Q: So how did this relate to Fast Forward?
In Fast Product we went quite happily along for a few years and the politics of The Cartel and the whole professionalism of this evolving thing called The Cartel, which became expensive to run and it was Bob Last’s hope that Fast Product would become bigger than the other Cartel members and because he had so many connections at Virgin he wanted us to wholesale Virgin label product. Things like Culture Club and Phil Collins and things.
We weren’t overly excited and my cartel colleagues didn’t like it at all but Bob got us deals with Virgin, Island and Jive and we attempted to get that stuff into the shops and the record companies were out there doing it already. Virgin had their own rep doing the same kind of thing so we wasted a bit of time and money basically trying to kind of replicate those efforts and our Cartel colleagues were miffed at us that we weren’t spending our efforts focussing on our own independent labels and with the benefit of hindsight they were right basically, so what happened was we just didn’t make any money doing these major label things and Bob got us to do a stock check and it had turned out we had actually technically lost three grand that quarter or something like that, so technically we’re insolvent, so he pulled to plug on the company, despite having bought a new warehouse a month before that he’d just got the keys for. So he had all these big visions and the plug was pulled very abruptly to being I think 3 or 4 grand down in a quarterly stock check which I think we could have battened down the hatches and gotten through that but he just pulled the plug very quickly and before we knew it we were unemployed.

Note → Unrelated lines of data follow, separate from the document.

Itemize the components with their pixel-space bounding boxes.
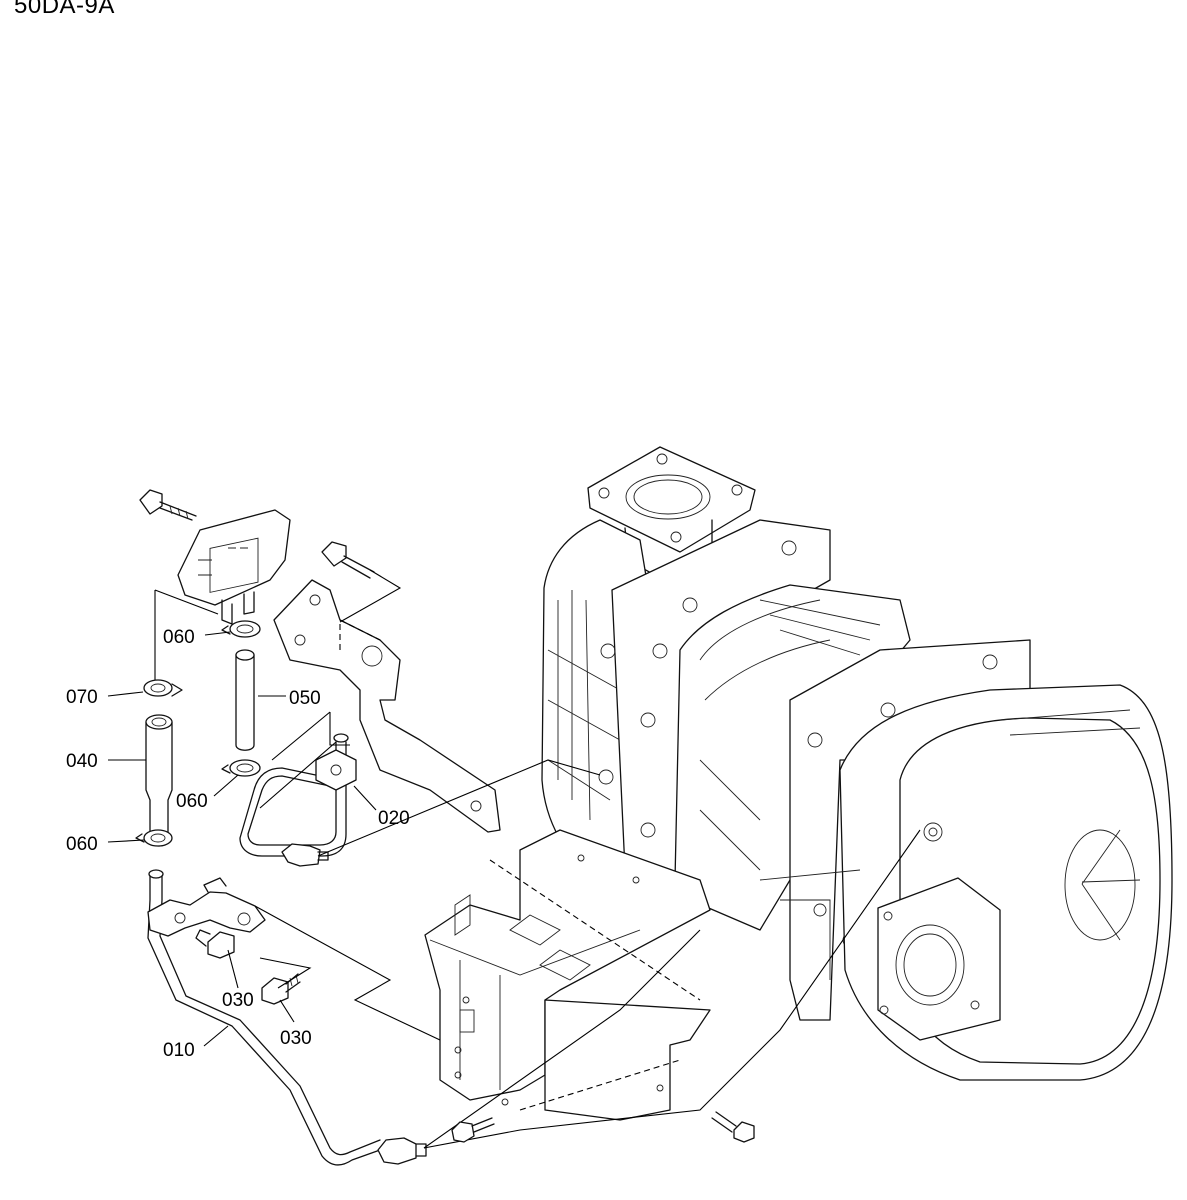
pipe-020 [239,711,601,867]
angle-bracket [273,541,501,833]
pipe-010 [147,829,921,1166]
pressure-sensor [139,489,291,625]
callout-030-a: 030 [222,990,254,1011]
callout-leaders [107,631,377,1047]
hose-parts [135,590,261,847]
callout-060-bottom: 060 [66,834,98,855]
mounting-bracket [424,829,711,1121]
callout-060-top: 060 [163,627,195,648]
drawing-number: 50DA-9A [14,0,115,19]
callout-060-mid: 060 [176,791,208,812]
bolts-030 [195,929,755,1143]
engine-assembly [541,446,1173,1081]
callout-030-b: 030 [280,1028,312,1049]
callout-050: 050 [289,688,321,709]
callout-010: 010 [163,1040,195,1061]
callout-020: 020 [378,808,410,829]
callout-070: 070 [66,687,98,708]
callout-040: 040 [66,751,98,772]
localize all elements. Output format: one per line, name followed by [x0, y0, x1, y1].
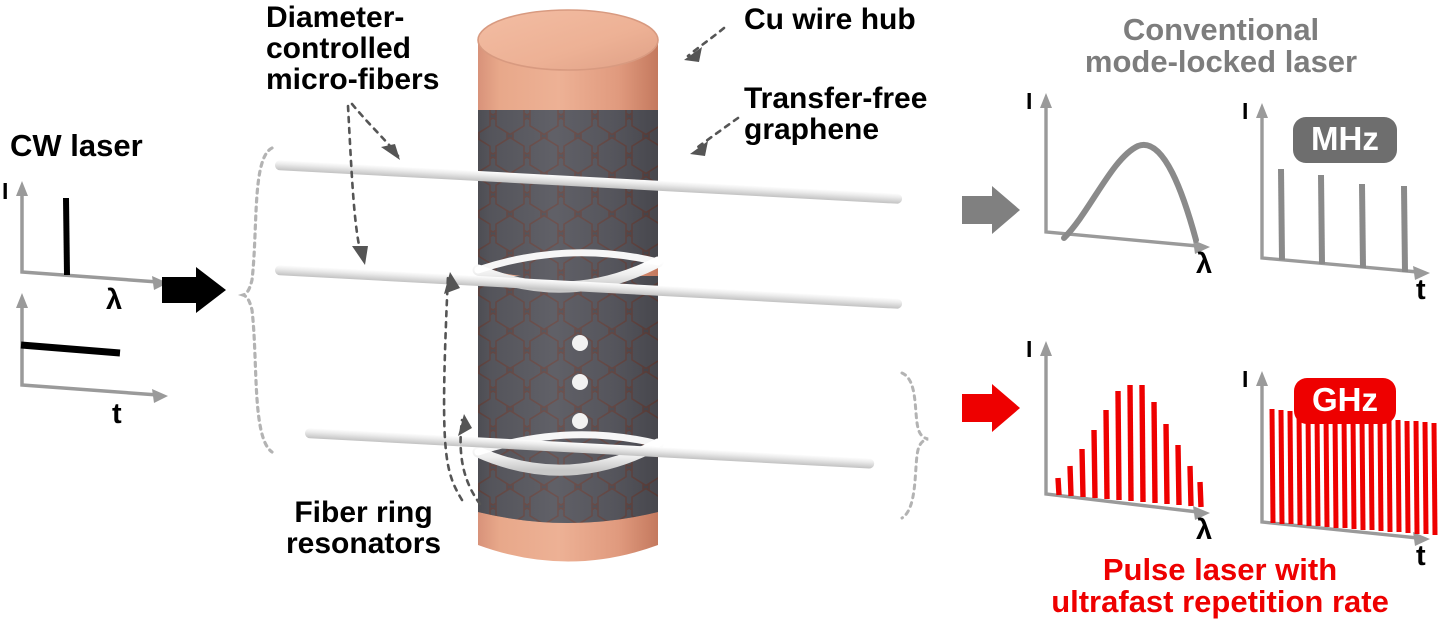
mhz-badge-text: MHz [1311, 120, 1379, 157]
ghz-spectrum-x-arrowhead [1193, 506, 1210, 520]
ghz-spectral-lines [1055, 384, 1204, 508]
cw-spectral-line [63, 197, 70, 276]
micro-fiber-rod-bottom [304, 428, 875, 469]
cw-continuous-wave-line [20, 341, 121, 357]
diameter-controlled-label: Diameter- controlled micro-fibers [266, 1, 440, 97]
cw-time-axes [20, 300, 159, 397]
cw-time-y-arrowhead [16, 293, 28, 308]
red-block-arrow-icon [962, 384, 1020, 432]
ghz-spectrum-x-axis-label: λ [1196, 514, 1213, 546]
cw-time-x-axis-label: t [112, 398, 122, 430]
conv-spectrum-envelope-curve [1061, 141, 1199, 243]
ghz-spectrum-y-axis-label: I [1026, 336, 1033, 362]
fiber-ring-resonators-label: Fiber ring resonators [286, 496, 442, 561]
ghz-pulse-y-arrowhead [1256, 371, 1268, 386]
conv-spectrum-x-arrowhead [1193, 240, 1210, 254]
cw-spectrum-axes [20, 188, 159, 284]
conv-pulse-axes [1260, 110, 1419, 274]
cw-time-plot [16, 293, 168, 403]
cw-spectrum-x-axis-label: λ [106, 284, 123, 316]
cw-spectrum-x-arrowhead [152, 276, 168, 290]
cw-spectrum-y-axis-label: I [2, 178, 9, 204]
conv-pulse-x-axis-label: t [1416, 274, 1426, 306]
micro-fiber-rod-top [274, 160, 903, 204]
ghz-badge: GHz [1294, 378, 1396, 424]
graphene-band-upper [478, 110, 658, 279]
ghz-pulse-y-axis-label: I [1242, 366, 1249, 392]
mhz-badge: MHz [1293, 117, 1397, 163]
conv-spectrum-axes [1044, 100, 1199, 248]
cw-laser-label: CW laser [10, 128, 143, 163]
transfer-free-graphene-label: Transfer-free graphene [744, 82, 928, 147]
copper-cylinder-top-face [478, 10, 658, 70]
left-dashed-brace-icon [237, 146, 274, 454]
ghz-pulse-axes [1260, 378, 1419, 540]
ellipsis-dots [572, 335, 588, 429]
ghz-pulse-x-arrowhead [1413, 532, 1430, 546]
conv-spectrum-y-axis-label: I [1026, 88, 1033, 114]
conv-pulse-y-arrowhead [1256, 103, 1268, 118]
conv-pulse-x-arrowhead [1413, 266, 1430, 280]
micro-fiber-rod-middle [274, 265, 903, 309]
ghz-spectrum-axes [1044, 348, 1199, 514]
conv-pulse-lines [1278, 168, 1408, 273]
conv-pulse-y-axis-label: I [1242, 98, 1249, 124]
ghz-pulse-x-axis-label: t [1416, 540, 1426, 572]
cw-spectrum-plot [16, 181, 168, 290]
conv-spectrum-y-arrowhead [1040, 93, 1052, 108]
cu-wire-hub-label: Cu wire hub [744, 3, 916, 36]
conv-spectrum-x-axis-label: λ [1196, 248, 1213, 280]
cw-time-x-arrowhead [152, 389, 168, 403]
ghz-badge-text: GHz [1312, 381, 1378, 418]
leader-arrowheads [352, 47, 708, 436]
gray-block-arrow-icon [962, 186, 1020, 234]
graphene-band-lower [478, 276, 658, 523]
ghz-pulse-lines [1269, 408, 1438, 536]
black-block-arrow-icon [162, 267, 226, 313]
ghz-spectrum-y-arrowhead [1040, 341, 1052, 356]
pulse-laser-caption: Pulse laser with ultrafast repetition ra… [1051, 552, 1389, 620]
copper-top-rim [477, 9, 659, 71]
right-dashed-brace-icon [900, 371, 929, 520]
cw-spectrum-y-arrowhead [16, 181, 28, 196]
conventional-label: Conventional mode-locked laser [1084, 12, 1358, 80]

I saw my colleagues at Rough Trade, Richard Scott and Tony Costray from Red Rhino, showed them the sale figures and the kind of accounts I had they both agreed there was a viable business there so Tony agreed to set me up, get me an office and a phone line and pay my colleague Nick Haines and I a wage, so we found an office in Edinburgh, Alva Street, and I just thought ‘ok, Fast Product…Fast Forward.’ Great name, easy, done. And within a few weeks we were started up and running in 28a Alva Street. Phoning up the shops in the morning, faxing the orders down to York and they were dispatched from the Red Rhino warehouse to the Scottish shops and that worked quite well for a while and Tony would come up and he would see how things were going and he was pleased and he was making money, we were happy, we were making money.
The whole independent ethos was carrying on and he said ‘right well, I want you to create product now, I want you to become more than a distributor and encourage Scottish labels to come into the system, the Cartel system and I’ll happily pay you your wage to do the wholesale in the morning and then the distribution in the afternoon and encourage labels to come.’ And it was great, it did, and we encouraged all kinds of labels and all kinds of musicians like The Pastels and The Shop Assistants and basically the bands of the day would come along, whether it was We Free Kings and Swamp Trash, and there’s just dozens and dozens of bands who’s names have evaporated from history that were just there and it was very vibrant. Fast Forward was my company basically and I was helped by The Cartel to get up and running and it kind of hit the ground running.